Of course I knew what he meant; I’d known the first time around. In a world of s?nglures and their perfect symmetry and perfect faces, it was impossible to forget about my scar for long. Plus, it tugged at my skin when I smiled, one of the reasons I rarely did.

I rolled my eyes. “Yes, yes, I get it. Careful not to sprain your finger there.”

He put down the finger, but not before giving me a hearty glare. While holding it, he called over the slamming of the ram, “Centurio, send Captain Shmooly to find me the moment you break through that wall.”

“Aye, Commander,” Demander answered immediately.

But Ed was shaking her head at Baz. “I’m coming with you.”

“No, you stay with Félix. Help find the empress.”

Félix, whom I’d never seen appear displeased, pressed his lips together, still holding his bow aloft—the danger hadn’t yet passed; smart elf. “You’ll be alone with her.”

“It’s not a concern.”

If Baz wanted to delude himself into feeling all warm and fuzzy with me, he could go right ahead.

“I’m safe with her,” Baz assured his friends.

As one, Ed, Félix, and I stared at him. Our looks all conveyed a similar message: Have you lost your ever-loving mind? Of course you aren’t safe with her. She tried to kill you, remember?

“I am safe with her,” Baz said, drawing closer to his friends. “I’m sure of it now.” His eyes bore into theirs, passing on some secret message I didn’t catch. Too bad, because I would have liked to know why I wasn’t going to kill him.

Baz passed some more secret eye messages with his friends before lowering his voice. The guards could probably still hear since they were all s?nglures, but maybe not.

“Stay on Terencia,” Baz said. “We need to find out what she knows.”

Félix looked from him to me. “It’s likely what she said was an act of desperation.”

Meaning, the elf believed the empress was a filthy liar.

“I’m not so sure,” Baz said, and hope twirled on tiptoes through my chest.

Immediately after, my chest constricted. Hadn’t I been down this road before? Heartbreak and Hope were no less vicious bitches now than when I’d first slammed awake in my underwater grave.

Félix flicked his head toward the open threshold that had been previously blocked by the portcullis.

The four of us strode to its other side, farther away from earshot of soldiers and servants.

When the three of them dipped their heads together to conspire, so did I.

Ed stiffened. Félix only studied me with fresh curiosity.

Gone was the disapproval—odd. What had all those eye-messages said?

“We can’t wait for Terencia,” Baz said.

My mouth jerked open to protest.

“She might never come back.”

My mouth opened again.

“That doesn’t mean we won’t follow through.

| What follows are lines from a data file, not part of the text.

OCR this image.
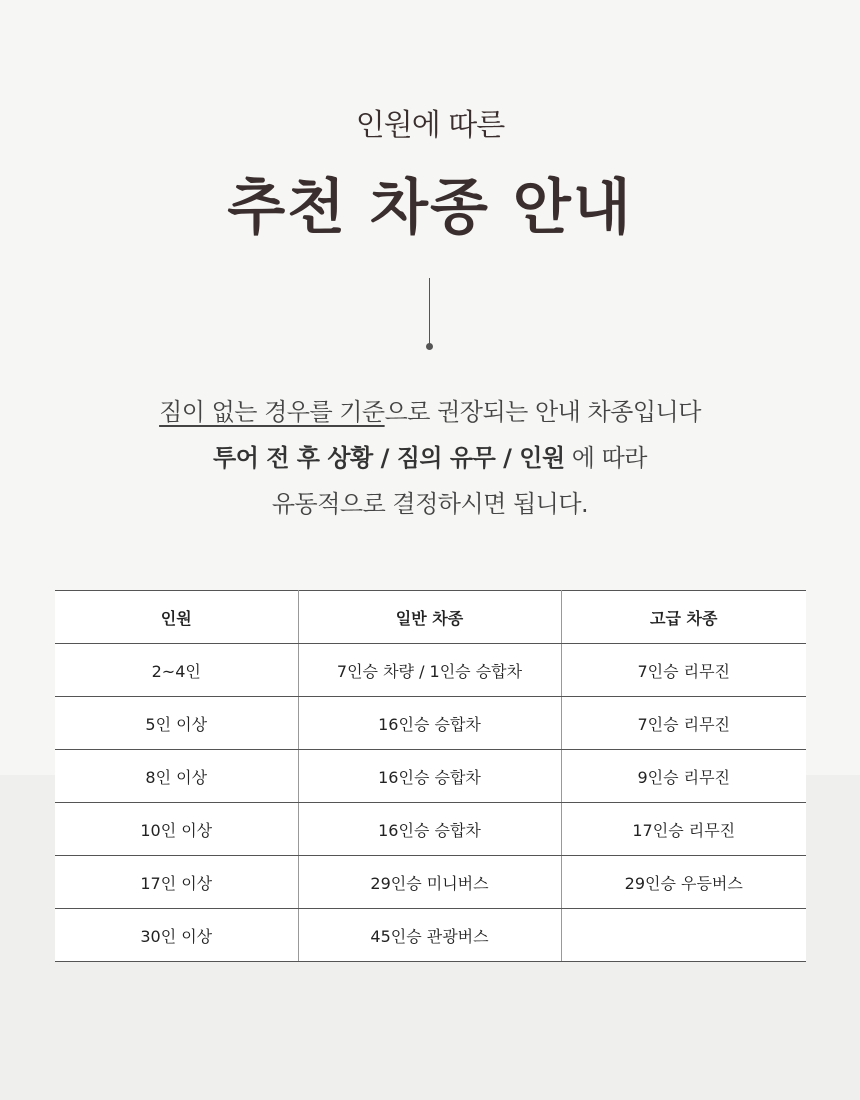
인원에 따른
추천 차종 안내
짐이 없는 경우를 기준으로 권장되는 안내 차종입니다
투어 전 후 상황 / 짐의 유무 / 인원 에 따라
유동적으로 결정하시면 됩니다.
인원	일반 차종	고급 차종
2~4인	7인승 차량 / 1인승 승합차	7인승 리무진
5인 이상	16인승 승합차	7인승 리무진
8인 이상	16인승 승합차	9인승 리무진
10인 이상	16인승 승합차	17인승 리무진
17인 이상	29인승 미니버스	29인승 우등버스
30인 이상	45인승 관광버스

If there’s a chance your brother is alive, I want to find out too.”

Why? It almost slipped from my lips, but I clamped them shut. Why didn’t matter. Results were all that did. Teo was all that was important.

“But there may be better ways of getting Mauldrene to cooperate, and I won’t waste our time. We still have to go back for the others.”

Ed’s face clouded over.

“You should have let me kill her,” I said.

Ed crossed her arms over her chest, her muscles twitching. A one-sided sneer emphasized that they hadn’t stopped me.

I’d failed. I’d acted impulsively and without a plan, and so I’d failed, when the Bazrians hated her enough that they might have just pretended they couldn’t stop me in time.

I harrumphed. “I should have killed her.”

Ed sighed a, Yep, you damn well should have.

Woman had a point. I sighed too.

“If they can’t get through,” Ed said, “what do you want us to do?”

Baz considered. “Get to the others. Check on Lev and Moncho.”

“And Crute and the kitchen hand?”

Storm clouds raced across Baz’s face. “I’ll pay for them to be buried in Galmeen. Off the island.”

“What of the nobles?”

Their cries had quieted, which I assumed meant that they were suddenly safe … or that they were being sucked into walls, or already dead.